Lai Keke
a University of Notre Dame.
Multivariate Behav Res. 2011 Nov 30;46(6):1013. doi: 10.1080/00273171.2011.636705.
When designing a study that uses structural equation modeling (SEM), an important task is to decide an appropriate sample size. Historically, this task is approached from the power analytic perspective, where the goal is to obtain sufficient power to reject a false null hypothesis. However, hypothesis testing only tells if a population effect is zero and fails to address the question about the population effect size. Moreover, significance tests in the SEM context often reject the null hypothesis too easily, and therefore the problem in practice is having too much power instead of not enough power. An alternative means to infer the population effect is forming confidence intervals (CIs).
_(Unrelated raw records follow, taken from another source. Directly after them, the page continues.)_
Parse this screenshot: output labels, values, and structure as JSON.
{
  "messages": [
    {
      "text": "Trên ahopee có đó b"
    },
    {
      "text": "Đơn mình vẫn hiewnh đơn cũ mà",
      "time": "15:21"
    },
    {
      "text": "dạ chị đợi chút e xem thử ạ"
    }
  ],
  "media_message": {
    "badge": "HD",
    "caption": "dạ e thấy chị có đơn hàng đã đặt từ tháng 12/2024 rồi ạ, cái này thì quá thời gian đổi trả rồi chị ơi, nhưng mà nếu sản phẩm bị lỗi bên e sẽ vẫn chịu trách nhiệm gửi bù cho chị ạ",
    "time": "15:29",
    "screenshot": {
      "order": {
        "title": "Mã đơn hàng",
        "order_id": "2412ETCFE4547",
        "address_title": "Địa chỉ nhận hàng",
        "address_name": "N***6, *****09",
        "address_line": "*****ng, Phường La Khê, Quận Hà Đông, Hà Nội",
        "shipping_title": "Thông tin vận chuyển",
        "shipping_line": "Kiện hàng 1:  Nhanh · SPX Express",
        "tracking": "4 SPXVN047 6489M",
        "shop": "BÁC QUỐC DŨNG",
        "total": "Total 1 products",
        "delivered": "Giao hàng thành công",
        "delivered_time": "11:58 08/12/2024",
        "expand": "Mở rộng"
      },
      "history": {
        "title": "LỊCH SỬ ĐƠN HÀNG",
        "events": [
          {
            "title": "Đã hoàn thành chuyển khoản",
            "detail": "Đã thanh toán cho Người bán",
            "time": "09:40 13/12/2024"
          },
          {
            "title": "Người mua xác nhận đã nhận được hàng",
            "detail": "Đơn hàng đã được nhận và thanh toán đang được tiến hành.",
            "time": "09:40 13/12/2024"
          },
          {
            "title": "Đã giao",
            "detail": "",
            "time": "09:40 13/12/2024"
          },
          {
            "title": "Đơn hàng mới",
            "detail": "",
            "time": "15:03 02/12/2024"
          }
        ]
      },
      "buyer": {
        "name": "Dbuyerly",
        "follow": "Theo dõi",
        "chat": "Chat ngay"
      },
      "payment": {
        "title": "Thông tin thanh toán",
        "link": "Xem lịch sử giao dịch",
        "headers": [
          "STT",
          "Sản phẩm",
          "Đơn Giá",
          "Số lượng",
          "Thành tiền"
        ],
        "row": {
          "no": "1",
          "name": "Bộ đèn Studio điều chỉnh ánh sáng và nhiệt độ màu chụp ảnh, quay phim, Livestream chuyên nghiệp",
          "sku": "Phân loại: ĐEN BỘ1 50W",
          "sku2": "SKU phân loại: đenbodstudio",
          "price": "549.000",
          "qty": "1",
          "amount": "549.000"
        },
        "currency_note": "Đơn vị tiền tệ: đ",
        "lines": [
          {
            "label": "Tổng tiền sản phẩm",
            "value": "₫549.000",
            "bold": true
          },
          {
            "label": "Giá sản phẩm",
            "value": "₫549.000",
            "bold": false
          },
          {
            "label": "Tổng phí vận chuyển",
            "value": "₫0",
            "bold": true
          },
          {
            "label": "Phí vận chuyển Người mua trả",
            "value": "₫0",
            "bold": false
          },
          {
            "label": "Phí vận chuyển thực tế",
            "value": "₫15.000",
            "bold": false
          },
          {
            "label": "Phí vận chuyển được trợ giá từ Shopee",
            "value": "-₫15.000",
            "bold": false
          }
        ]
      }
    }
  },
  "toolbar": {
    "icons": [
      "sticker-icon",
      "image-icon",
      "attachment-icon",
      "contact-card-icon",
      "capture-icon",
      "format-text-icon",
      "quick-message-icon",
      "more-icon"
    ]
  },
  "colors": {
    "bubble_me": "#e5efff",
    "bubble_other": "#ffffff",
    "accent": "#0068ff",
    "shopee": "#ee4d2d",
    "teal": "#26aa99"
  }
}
A CI is more informative than hypothesis testing because a CI provides a range of plausible values for the population effect size of interest. Given the close relationship between CI and sample size, the sample size for an SEM study can be planned with the goal to obtain sufficiently narrow CIs for the population model parameters of interest. Latent curve models (LCMs) is an application of SEM with mean structure to studying change over time. The sample size planning method for LCM from the CI perspective is based on maximum likelihood and expected information matrix. Given a sample, to form a CI for the model parameter of interest in LCM, it requires the sample covariance matrix S, sample mean vector [Formula: see text], and sample size N. Therefore, the width (w) of the resulting CI can be considered a function of S, [Formula: see text], and N. Inverting the CI formation process gives the sample size planning process. The inverted process requires a proxy for the population covariance matrix Σ, population mean vector μ, and the desired width ω as input, and it returns N as output. The specification of the input information for sample size planning needs to be performed based on a systematic literature review. In the context of covariance structure analysis, Lai and Kelley (2011) discussed several practical methods to facilitate specifying Σ and ω for the sample size planning procedure.
在设计使用结构方程模型(SEM)的研究时,一项重要任务是确定合适的样本量。从历史上看,这项任务是从功效分析的角度来处理的,其目标是获得足够的功效以拒绝错误的零假设。然而,假设检验仅能判断总体效应是否为零,却无法解决关于总体效应大小的问题。此外,在SEM背景下的显著性检验往往过于轻易地拒绝零假设,因此在实际中问题是功效过大而非不足。推断总体效应的另一种方法是构建置信区间(CI)。CI比假设检验更具信息量,因为CI为感兴趣的总体效应大小提供了一系列合理的值。鉴于CI与样本量之间的密切关系,可以以获得针对感兴趣的总体模型参数足够窄的CI为目标来规划SEM研究的样本量。潜曲线模型(LCM)是SEM在均值结构方面的一种应用,用于研究随时间的变化。从CI角度来看,LCM的样本量规划方法基于最大似然和期望信息矩阵。给定一个样本,要为LCM中感兴趣的模型参数形成CI,需要样本协方差矩阵S、样本均值向量[公式:见原文]和样本量N。因此,所得CI的宽度(w)可被视为S、[公式:见原文]和N的函数。反转CI形成过程就得到了样本量规划过程。反转过程需要总体协方差矩阵Σ、总体均值向量μ的代理以及期望宽度ω作为输入,并返回N作为输出。样本量规划输入信息的指定需要基于系统的文献综述来进行。在协方差结构分析的背景下,Lai和Kelley(2011)讨论了几种实用方法,以促进为样本量规划程序指定Σ和ω。